BACKGROUND & AIMS: Mast cells (MCs) play a critical role in the pathogenesis of inflammatory bowel diseases (IBD), encompassing ulcerative colitis and Crohn's disease. Nevertheless, their regulatory impact on intestine stem cells (ISCs) compartment remains poorly characterized. We aim to study the effect of MCs on ISC-mediated epithelial regeneration in IBD. METHODS: The bulk RNA sequencing data of intestine tissues from patients with IBD were collected from the Mount Sinai Crohn's and Colitis Registry to explore the direct and indirect correlation of MCs with ISCs, stemness, and related pathways.

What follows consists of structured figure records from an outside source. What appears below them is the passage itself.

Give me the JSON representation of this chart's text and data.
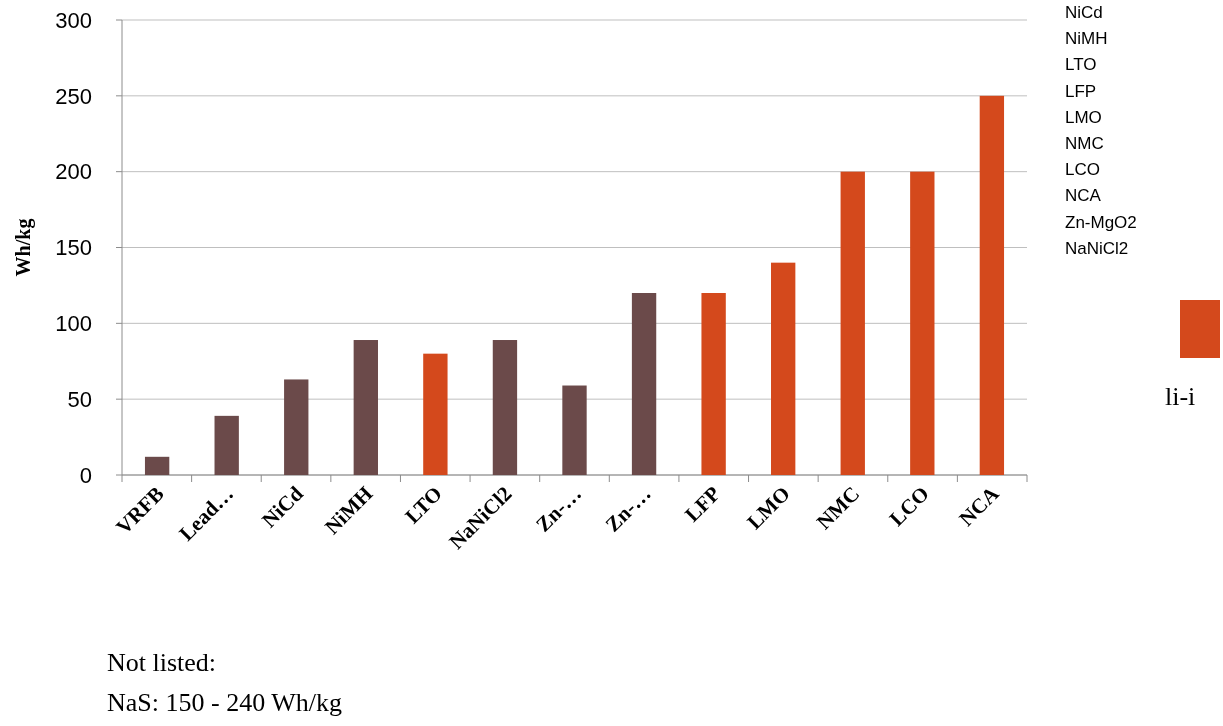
{
  "chart_data": {
    "type": "bar",
    "ylabel": "Wh/kg",
    "categories": [
      "VRFB",
      "Lead…",
      "NiCd",
      "NiMH",
      "LTO",
      "NaNiCl2",
      "Zn-…",
      "Zn-…",
      "LFP",
      "LMO",
      "NMC",
      "LCO",
      "NCA"
    ],
    "series": [
      {
        "color": "#6b4a4a",
        "values": [
          12,
          39,
          63,
          89,
          null,
          89,
          59,
          120,
          null,
          null,
          null,
          null,
          null
        ]
      },
      {
        "name": "li-i",
        "color": "#d4491c",
        "values": [
          null,
          null,
          null,
          null,
          80,
          null,
          null,
          null,
          120,
          140,
          200,
          200,
          250
        ]
      }
    ],
    "ylim": [
      0,
      300
    ],
    "yticks": [
      0,
      50,
      100,
      150,
      200,
      250,
      300
    ],
    "grid": "y",
    "legend": "right",
    "annotations": [
      "NiCd\nNiMH\nLTO\nLFP\nLMO\nNMC\nLCO\nNCA\nZn-MgO2\nNaNiCl2",
      "Not listed:\nNaS: 150 - 240 Wh/kg"
    ]
  }
}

Subsequently, the results were verified by experiments such as dextran sulfate sodium (DSS)-induced colitis in MC-deficient rats and C57BL/6 mice, and co-culture of bone marrow-derived mast cells and small intestinal organoids. RESULTS: Bulk RNA sequencing data analysis demonstrated significant MC activation in inflamed mucosa of patients with IBD, showing negative correlations with transcriptional signatures of ISC, stemness markers, and Wnt pathway activity. Genetic ablation of MCs in rats conferred protection against DSS-induced epithelial damage, exhibiting enhanced Lgr5 expression and Wnt/lrp6/β-catenin signaling activation compared with wild-type rats. Pharmacological stabilization of MCs with cromolyn sodium or intervention with a carboxypeptidase A inhibitor during the recovery phase of DSS-induced colitis promoted epithelial restoration in mice, evidenced by improved crypt architecture and upregulation of ISC-associated genes and proteins. In vitro co-culture experiments demonstrated MC-mediated suppression of intestinal organoid growth and Wnt/lrp6/β-catenin signaling pathway, reversible through Lrp6 activation and carboxypeptidase A3 inhibition. Mediation analysis coupled with neutrophils detection revealed an additional indirect regulatory axis involving MC-driven neutrophil recruitment to inhibit ISC-mediated epithelial repair. CONCLUSIONS: Our findings establish that MCs play a pivotal role in inhibiting ISC-mediated epithelial regeneration by suppressing Wnt/lrp6/β-catenin pathway in IBD, directly through carboxypeptidase A3 secretion and indirectly through neutrophils recruitment.